In the case of Djoameodjoh and SOFOHNY, the local Lomie sub-division authority, Mr Oumarou Housseini, admitted that the money paid by the company was delayed because of the 2013 municipal elections, but claimed that it was subsequently used to provide zinc for the community.
“When SOFOHNY brought the money in 2013, it was in the midst of the municipal and legislative elections and the mayor’s signature was invalid, reason why it was kept in the state treasury,” the administrative officer explained, saying the amount was $10,000) (FCFA 6 million).
A senior SOFHONY official, who only gave his name as Cheriff, denied the allegations that the firm owed the community money.
“We paid everything as agreed with the communities and we have the receipts. We paid about $34,000 (FCFA21 million) for one of our two permits,” Mr Cheriff said on phone.
He also denied that the logging firm was Chinese-owned.
“The company is not Chinese, Upper Nyong is not in China.”
Experts recommend the strengthening of the forest governance legislation and strict application to ensure transparency.
According to Forest Governance and Policies Expert Patrice Kamkuimo, some Chinese companies have little regard for Cameroonian forest law and the principles of sustainable management.
“Given the fact that some Chinese enterprises are profoundly tarnishing China’s image and investments in rural communities, it is important that China establish a policy banning the import of illegal timber,” Mr Kamkuimo said.

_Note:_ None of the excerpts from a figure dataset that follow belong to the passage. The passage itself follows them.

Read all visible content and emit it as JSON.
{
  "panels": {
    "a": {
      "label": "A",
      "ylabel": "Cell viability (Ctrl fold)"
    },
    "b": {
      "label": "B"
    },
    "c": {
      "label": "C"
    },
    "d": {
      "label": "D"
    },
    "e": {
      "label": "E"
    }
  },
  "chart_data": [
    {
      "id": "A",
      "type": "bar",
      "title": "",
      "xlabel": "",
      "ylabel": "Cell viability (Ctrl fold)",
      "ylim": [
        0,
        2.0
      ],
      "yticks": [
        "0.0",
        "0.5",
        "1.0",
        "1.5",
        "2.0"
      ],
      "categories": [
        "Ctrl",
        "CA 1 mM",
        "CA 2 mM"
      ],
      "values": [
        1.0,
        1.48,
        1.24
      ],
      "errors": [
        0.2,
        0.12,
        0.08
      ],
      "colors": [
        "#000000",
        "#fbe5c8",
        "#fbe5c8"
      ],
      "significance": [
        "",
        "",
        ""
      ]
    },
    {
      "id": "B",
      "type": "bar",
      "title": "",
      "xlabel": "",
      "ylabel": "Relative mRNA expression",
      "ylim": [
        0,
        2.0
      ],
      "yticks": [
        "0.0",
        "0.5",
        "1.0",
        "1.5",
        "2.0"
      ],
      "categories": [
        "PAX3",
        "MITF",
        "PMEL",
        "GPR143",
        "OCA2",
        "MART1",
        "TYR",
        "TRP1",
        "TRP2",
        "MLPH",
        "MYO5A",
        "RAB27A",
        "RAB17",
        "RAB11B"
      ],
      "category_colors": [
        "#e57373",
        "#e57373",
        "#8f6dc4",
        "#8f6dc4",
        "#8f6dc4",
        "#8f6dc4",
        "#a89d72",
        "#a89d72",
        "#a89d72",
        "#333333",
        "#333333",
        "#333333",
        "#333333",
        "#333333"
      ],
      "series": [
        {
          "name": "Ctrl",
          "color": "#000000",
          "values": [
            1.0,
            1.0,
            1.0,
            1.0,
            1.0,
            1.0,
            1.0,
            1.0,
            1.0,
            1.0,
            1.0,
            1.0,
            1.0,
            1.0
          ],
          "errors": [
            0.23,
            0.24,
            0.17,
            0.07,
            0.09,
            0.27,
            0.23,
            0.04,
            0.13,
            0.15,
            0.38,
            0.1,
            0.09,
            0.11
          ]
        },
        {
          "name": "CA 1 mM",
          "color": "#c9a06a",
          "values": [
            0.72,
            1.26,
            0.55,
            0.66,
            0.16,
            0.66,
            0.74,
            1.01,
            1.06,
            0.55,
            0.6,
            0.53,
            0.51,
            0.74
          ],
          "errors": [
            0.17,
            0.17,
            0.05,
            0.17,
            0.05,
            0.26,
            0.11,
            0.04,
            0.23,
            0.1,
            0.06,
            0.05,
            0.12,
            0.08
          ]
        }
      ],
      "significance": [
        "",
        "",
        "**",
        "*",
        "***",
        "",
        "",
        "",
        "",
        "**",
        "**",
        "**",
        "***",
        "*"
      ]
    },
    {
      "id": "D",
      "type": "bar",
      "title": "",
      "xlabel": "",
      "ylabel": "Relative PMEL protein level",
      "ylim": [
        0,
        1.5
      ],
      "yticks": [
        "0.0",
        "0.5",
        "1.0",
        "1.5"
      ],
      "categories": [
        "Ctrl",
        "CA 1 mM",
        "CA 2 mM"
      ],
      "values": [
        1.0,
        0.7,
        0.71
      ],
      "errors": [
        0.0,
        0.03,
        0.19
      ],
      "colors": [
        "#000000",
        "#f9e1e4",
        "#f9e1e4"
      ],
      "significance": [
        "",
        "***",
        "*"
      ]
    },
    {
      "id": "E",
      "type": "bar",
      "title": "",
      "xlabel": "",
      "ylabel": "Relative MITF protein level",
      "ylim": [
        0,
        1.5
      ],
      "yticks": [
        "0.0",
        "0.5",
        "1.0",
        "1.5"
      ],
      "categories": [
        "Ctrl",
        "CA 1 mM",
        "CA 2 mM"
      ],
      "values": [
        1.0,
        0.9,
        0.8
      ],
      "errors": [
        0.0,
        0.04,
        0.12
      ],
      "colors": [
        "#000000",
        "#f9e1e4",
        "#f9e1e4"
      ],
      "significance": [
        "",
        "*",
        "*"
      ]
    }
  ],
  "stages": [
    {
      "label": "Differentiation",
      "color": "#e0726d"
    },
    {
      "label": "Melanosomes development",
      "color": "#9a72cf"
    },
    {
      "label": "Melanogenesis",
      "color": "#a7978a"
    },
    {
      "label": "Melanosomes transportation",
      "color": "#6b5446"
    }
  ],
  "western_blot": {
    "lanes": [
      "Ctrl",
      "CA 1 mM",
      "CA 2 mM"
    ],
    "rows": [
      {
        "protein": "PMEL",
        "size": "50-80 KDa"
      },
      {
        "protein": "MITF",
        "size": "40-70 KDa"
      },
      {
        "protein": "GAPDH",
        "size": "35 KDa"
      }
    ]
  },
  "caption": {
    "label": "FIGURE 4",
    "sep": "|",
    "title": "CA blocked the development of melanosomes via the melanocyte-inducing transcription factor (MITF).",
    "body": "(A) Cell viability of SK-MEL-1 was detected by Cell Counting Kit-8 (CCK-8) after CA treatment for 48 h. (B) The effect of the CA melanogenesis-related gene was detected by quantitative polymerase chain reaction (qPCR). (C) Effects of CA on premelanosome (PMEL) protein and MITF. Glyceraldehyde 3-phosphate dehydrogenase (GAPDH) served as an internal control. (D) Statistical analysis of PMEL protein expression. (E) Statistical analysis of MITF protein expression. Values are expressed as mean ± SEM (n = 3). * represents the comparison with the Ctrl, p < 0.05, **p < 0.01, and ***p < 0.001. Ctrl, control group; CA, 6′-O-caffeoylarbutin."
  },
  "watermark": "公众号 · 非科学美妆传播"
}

RECTRAD (French acronym), a network engaged in protection of the environment and sustainable management of forest ecosystems in Africa, says it had made attempts for a lasting solution to no avail.
The coordinator of the network and traditional ruler of the Bityili-Minko Village in the south, Mr Mvondo Bruno, said the Chinese embassy in Yaoundé promised to facilitate a meeting with the Chinese firms in Cameroon to check the activities of logging companies but the result of that promise was still being awaited.
The question of abuse of the rights of forest communities has become a global issue.
A May 2016 report <http://www.forestpeoples.org/topics/agribusiness/publication/2016/securing-forest-peoples-rights-and-tackling-deforestation-democ> by Forest Peoples Programme, highlights the many socio-environmental impacts and human rights violations that communities experience in association with forest loss in the Democratic Republic of Congo.
Yet globally, communities only hold legal ownership rights to 20 per cent of their customary lands, leaving the door open for states and private companies to reach in, evict villages and cut down the trees in order to exploit the treasures beneath, according to a March 2017 report by Greenpeace.